Vancouver — Inco’s board (N-T, N-N) has finally capitulated, recommending shareholders tender to Companhia Vale do Rio Doce’s (RIO-N) all-cash offer of $86.00 per share for the company.

The move marks the end of an era for the Canadian nickel giant, which has operated for more than a century, enjoying a position as one of the world’s pre-eminent producers of the metal. It is now considered highly unlikely any other bids will emerge to trump that of Brazilian iron ore giant CVRD, which has extended its offer until mid-October to allow for final regulatory clearances.

Until early September, Inco’s board supported a proposed merger with Phelps Dodge (PD-N) but shareholders clearly did not and the pair moved on. The failure to consummate the deal cost Inco an initial US$125-million break fee with an additional US$350 million payable to the Arizona-based copper giant should another company purchase Inco within a year — almost a certainty with CVRD’s bid.

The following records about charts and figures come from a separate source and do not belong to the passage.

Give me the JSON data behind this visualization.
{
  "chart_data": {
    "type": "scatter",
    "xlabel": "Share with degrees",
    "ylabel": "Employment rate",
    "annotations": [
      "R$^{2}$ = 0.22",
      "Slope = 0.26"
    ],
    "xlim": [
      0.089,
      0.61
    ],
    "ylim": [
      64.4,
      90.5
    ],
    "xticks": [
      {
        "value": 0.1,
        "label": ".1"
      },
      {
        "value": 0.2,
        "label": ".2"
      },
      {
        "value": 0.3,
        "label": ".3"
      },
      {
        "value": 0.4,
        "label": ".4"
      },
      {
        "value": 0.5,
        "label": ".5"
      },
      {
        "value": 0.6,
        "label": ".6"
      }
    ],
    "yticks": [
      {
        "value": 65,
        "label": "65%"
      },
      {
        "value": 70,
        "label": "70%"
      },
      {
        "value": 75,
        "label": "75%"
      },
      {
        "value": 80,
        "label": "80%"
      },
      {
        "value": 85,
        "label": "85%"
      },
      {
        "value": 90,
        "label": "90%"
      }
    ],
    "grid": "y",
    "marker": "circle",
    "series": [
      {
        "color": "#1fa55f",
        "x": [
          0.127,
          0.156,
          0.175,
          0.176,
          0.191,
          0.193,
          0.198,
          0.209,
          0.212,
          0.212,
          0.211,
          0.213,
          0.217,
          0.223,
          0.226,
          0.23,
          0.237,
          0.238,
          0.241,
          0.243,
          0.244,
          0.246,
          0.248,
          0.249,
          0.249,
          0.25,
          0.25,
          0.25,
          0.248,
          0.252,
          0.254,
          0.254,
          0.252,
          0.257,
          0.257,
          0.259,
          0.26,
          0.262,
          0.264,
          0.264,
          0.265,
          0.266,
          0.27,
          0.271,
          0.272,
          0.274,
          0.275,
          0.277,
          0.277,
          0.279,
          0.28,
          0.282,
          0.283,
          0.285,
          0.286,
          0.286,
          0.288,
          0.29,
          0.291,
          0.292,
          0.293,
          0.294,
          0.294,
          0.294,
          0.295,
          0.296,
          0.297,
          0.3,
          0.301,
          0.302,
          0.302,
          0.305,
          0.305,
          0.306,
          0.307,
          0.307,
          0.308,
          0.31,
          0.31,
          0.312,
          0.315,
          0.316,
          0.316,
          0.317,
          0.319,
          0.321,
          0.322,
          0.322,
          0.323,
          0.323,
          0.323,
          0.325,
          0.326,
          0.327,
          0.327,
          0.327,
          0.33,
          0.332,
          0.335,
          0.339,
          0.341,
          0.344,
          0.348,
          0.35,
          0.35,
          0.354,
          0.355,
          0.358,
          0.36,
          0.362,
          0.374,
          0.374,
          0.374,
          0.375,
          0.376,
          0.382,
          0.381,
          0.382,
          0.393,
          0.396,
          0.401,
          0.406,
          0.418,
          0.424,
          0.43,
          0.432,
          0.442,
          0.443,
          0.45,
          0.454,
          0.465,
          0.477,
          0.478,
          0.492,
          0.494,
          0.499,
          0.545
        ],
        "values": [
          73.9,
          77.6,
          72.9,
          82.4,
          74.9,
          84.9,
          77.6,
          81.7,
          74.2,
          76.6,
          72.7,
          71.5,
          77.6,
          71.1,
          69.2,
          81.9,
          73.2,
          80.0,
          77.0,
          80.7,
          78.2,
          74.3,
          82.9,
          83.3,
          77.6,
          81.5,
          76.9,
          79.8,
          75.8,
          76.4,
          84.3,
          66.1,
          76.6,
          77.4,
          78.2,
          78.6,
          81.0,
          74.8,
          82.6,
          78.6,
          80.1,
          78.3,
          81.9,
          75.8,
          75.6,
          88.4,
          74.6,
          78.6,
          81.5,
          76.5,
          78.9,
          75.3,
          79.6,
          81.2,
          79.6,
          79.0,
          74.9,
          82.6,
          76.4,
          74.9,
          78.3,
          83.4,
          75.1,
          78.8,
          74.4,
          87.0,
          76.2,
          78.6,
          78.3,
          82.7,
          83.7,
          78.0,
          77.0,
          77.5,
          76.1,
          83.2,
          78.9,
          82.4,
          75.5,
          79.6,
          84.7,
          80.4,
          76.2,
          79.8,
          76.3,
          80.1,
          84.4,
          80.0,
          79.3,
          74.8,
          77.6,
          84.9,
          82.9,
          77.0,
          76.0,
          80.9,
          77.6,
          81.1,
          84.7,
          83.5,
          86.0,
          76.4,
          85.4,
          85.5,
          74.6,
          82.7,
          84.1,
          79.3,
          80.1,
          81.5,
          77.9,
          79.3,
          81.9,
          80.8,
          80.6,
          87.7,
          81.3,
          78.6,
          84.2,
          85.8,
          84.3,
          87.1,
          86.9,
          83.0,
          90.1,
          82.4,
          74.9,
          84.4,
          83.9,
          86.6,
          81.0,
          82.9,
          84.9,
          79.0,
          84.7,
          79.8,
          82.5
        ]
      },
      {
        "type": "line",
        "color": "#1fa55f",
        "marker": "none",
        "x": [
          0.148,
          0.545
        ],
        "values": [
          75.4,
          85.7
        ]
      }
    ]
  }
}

Inco’s friendly merger plan with fellow Canadian nickel major Falconbridge also dissolved this year when its Sudbury basin neighbour was acquired by Swiss-based Xstrata (XSRAF-O, XTA-L).

Another rival bid for Inco by Vancouver-based Teck Cominco (TCK.B-T, TCK-N) died in mid-August when it became apparent the diversified miner could not quickly raise the $5.7 billion necessary to boost its bid to the $89.00-per-share level.

CVRD’s $19.4-billion offer is conditional on at least two-thirds of Inco’s fully diluted shares being tendered, but since it has the nod from the board and no other rivals have emerged, it looks likely to succeed. By pulling Inco under its wing, CVRD stands to benefit from the strong nickel market of late, plus gain the technical expertise to boost planned output from a couple of large nickel-laterite projects under development in Brazil.

Shares of Inco settled in a tight range around $85.00 on TSX trading following the board’s announcement.